Metabolomics-Based Diagnosis of Medullary Thyroid Cancer: A Plasma 1H NMR Approach

Khadijeh  Saeidi; Mehdi  Hedayati; Monireh  Movahedi; Maryam Sadat  Daneshpour

doi:10.18502/ijph.v54i9.19867

Khadijeh Saeidi Department of Biochemistry, Faculty of Biological Sciences, North Tehran Branch, Islamic Azad University, Tehran, Iran
Mehdi Hedayati Cellular and Molecular Endocrine Research Center, Research Institute for Endocrine Molecular Biology, Research Institute for Endocrine Sciences, Shahid Beheshti University of Medical Sciences, Tehran, Iran
Monireh Movahedi Department of Biochemistry, Faculty of Biological Sciences, North Tehran Branch, Islamic Azad University, Tehran, Iran
Maryam Sadat Daneshpour Department of Biochemistry, Faculty of Biological Sciences, North Tehran Branch, Islamic Azad University, Tehran, Iran

DOI: https://doi.org/10.18502/ijph.v54i9.19867

Keywords: Medullary thyroid cancer; Metabolomics; Diagnosis; Metabolic perturbation

Abstract

Background: Medullary thyroid cancer (MTC) is a rare neuroendocrine malignancy, accounting for 5-10% of all thyroid cancer cases. The precise molecular processes driving MTC remain largely elusive. We aimed to conduct a pilot study analyzing plasma metabolic profiles of MTC patients to uncover disruptions in metabolic pathways that may contribute to MTC tumorigenesis.

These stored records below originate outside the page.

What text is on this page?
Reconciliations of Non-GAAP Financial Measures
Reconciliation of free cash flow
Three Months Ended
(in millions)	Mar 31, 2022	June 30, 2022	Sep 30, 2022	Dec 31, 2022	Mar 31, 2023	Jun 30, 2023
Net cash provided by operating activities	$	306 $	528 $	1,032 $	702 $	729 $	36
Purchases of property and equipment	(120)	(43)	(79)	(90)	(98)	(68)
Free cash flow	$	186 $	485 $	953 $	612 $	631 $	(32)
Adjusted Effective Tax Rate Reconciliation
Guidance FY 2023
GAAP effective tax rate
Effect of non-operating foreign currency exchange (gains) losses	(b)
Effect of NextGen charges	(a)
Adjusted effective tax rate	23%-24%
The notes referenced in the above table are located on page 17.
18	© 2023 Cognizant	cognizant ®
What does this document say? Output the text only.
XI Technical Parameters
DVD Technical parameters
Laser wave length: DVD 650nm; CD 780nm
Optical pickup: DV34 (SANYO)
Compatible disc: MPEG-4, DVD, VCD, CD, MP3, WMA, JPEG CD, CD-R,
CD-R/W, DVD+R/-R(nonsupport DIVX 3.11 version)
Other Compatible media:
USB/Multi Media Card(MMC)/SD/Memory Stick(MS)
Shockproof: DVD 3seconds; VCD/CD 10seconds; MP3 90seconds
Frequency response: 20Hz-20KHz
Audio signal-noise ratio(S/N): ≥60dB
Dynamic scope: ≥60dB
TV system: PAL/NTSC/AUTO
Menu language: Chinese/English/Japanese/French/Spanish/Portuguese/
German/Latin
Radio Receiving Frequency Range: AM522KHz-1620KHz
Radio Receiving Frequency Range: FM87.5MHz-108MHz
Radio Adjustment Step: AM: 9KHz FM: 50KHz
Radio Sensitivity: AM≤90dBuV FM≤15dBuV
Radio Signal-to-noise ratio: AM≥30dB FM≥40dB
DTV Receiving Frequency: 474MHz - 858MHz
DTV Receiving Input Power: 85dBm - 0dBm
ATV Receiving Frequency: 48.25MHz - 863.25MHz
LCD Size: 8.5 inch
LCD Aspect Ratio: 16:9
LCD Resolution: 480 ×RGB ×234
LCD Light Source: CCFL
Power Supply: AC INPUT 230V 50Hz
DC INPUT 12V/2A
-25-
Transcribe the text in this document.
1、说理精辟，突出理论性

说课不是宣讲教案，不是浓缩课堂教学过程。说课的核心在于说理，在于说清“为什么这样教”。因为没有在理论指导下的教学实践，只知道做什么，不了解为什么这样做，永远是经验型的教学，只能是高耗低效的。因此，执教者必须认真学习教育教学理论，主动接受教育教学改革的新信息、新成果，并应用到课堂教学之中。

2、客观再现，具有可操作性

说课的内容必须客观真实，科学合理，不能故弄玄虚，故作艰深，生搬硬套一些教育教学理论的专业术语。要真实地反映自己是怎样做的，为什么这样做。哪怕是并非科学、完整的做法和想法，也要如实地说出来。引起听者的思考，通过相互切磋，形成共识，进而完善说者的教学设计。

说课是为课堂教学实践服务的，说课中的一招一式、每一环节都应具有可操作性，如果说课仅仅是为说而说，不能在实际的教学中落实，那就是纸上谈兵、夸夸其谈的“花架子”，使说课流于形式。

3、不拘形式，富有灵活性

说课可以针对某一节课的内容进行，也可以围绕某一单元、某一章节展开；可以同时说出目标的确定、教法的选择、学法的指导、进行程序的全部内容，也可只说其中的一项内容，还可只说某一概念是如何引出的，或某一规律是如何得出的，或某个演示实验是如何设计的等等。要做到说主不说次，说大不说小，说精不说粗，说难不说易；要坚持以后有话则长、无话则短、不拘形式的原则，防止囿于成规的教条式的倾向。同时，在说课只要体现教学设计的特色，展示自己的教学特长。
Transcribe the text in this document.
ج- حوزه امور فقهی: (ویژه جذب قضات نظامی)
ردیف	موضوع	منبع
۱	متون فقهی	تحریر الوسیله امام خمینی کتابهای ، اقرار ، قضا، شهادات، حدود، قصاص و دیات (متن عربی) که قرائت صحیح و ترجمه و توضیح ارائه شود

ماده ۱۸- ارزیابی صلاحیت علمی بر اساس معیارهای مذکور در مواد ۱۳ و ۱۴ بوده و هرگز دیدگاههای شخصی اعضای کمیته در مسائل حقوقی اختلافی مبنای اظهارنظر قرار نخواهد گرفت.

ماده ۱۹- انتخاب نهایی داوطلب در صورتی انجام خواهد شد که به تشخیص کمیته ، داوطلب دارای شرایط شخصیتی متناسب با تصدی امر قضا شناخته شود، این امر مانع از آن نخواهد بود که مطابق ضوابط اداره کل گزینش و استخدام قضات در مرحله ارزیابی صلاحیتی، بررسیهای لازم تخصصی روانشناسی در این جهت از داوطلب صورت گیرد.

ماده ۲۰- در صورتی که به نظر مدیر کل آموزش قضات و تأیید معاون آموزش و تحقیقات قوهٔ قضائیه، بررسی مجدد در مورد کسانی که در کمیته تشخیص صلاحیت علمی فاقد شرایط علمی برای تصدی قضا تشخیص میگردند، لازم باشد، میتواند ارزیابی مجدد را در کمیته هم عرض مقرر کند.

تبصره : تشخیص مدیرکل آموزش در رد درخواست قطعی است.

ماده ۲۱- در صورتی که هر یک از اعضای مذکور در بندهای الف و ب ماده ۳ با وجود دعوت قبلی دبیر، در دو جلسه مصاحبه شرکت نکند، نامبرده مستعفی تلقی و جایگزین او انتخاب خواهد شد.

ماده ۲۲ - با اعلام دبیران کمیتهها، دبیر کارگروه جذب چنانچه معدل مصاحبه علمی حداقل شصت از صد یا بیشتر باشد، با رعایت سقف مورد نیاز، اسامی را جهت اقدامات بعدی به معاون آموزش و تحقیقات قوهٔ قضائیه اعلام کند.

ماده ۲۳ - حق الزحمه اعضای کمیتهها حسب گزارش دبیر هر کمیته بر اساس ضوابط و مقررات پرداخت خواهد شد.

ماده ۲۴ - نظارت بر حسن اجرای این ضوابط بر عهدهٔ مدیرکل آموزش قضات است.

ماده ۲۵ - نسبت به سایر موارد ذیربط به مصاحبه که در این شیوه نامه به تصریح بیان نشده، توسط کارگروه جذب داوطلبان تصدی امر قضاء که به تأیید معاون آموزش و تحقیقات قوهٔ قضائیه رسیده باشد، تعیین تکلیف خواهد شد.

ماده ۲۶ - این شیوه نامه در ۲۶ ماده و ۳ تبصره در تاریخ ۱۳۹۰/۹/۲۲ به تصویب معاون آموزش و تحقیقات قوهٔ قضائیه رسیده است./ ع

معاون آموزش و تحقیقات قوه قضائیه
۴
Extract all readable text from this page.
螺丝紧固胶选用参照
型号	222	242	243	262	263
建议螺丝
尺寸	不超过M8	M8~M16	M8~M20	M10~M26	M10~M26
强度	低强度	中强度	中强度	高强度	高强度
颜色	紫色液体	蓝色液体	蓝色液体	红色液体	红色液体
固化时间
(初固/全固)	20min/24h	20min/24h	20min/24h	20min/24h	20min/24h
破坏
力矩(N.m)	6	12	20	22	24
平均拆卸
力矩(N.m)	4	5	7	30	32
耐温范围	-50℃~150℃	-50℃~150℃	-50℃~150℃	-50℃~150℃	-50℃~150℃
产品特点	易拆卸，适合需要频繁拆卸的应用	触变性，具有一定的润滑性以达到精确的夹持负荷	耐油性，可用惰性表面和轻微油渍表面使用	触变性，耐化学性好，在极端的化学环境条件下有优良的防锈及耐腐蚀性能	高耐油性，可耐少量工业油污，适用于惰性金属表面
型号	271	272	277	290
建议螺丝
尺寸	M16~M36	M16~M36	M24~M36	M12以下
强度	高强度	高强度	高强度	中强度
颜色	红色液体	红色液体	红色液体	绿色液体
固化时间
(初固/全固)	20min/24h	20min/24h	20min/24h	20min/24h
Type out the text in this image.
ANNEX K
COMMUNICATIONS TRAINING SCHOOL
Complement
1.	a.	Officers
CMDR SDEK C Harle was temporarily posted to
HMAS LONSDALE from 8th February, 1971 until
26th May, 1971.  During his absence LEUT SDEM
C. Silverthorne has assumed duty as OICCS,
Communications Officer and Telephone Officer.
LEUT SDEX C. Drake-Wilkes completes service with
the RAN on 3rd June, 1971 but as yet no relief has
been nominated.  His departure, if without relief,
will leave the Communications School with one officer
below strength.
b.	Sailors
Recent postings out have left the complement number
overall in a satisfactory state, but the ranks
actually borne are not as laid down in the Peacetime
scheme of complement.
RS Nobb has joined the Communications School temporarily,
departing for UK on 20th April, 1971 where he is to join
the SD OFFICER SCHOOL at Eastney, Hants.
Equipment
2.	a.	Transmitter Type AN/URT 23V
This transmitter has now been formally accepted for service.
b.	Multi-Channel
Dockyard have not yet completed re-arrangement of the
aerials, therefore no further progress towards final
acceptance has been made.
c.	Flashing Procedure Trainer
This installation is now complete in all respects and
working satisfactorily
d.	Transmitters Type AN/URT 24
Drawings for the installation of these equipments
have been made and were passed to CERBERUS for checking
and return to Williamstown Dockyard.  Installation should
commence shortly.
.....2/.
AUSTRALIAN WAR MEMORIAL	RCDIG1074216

Methods: Proton nuclear magnetic resonance (1H-NMR) spectroscopy was performed to screen metabolic changes in plasma samples from MTC patients (n=16) and healthy subjects (n=12). Multivariate and univariate analyses were applied using MetaboAnalyst and SIMCA software.

Results: A total of 30 compounds were identified, of which three metabolites—glycerol, isobutyric acid, and valine—showed significant differences between MTC patients and the control group (P<0.05).

Conclusion: The findings from this study contribute to the current understanding of MTC metabolism and suggest that the NMR-based metabolomics approach can provide a metabolic pattern of MTC, potentially improving diagnostic procedures.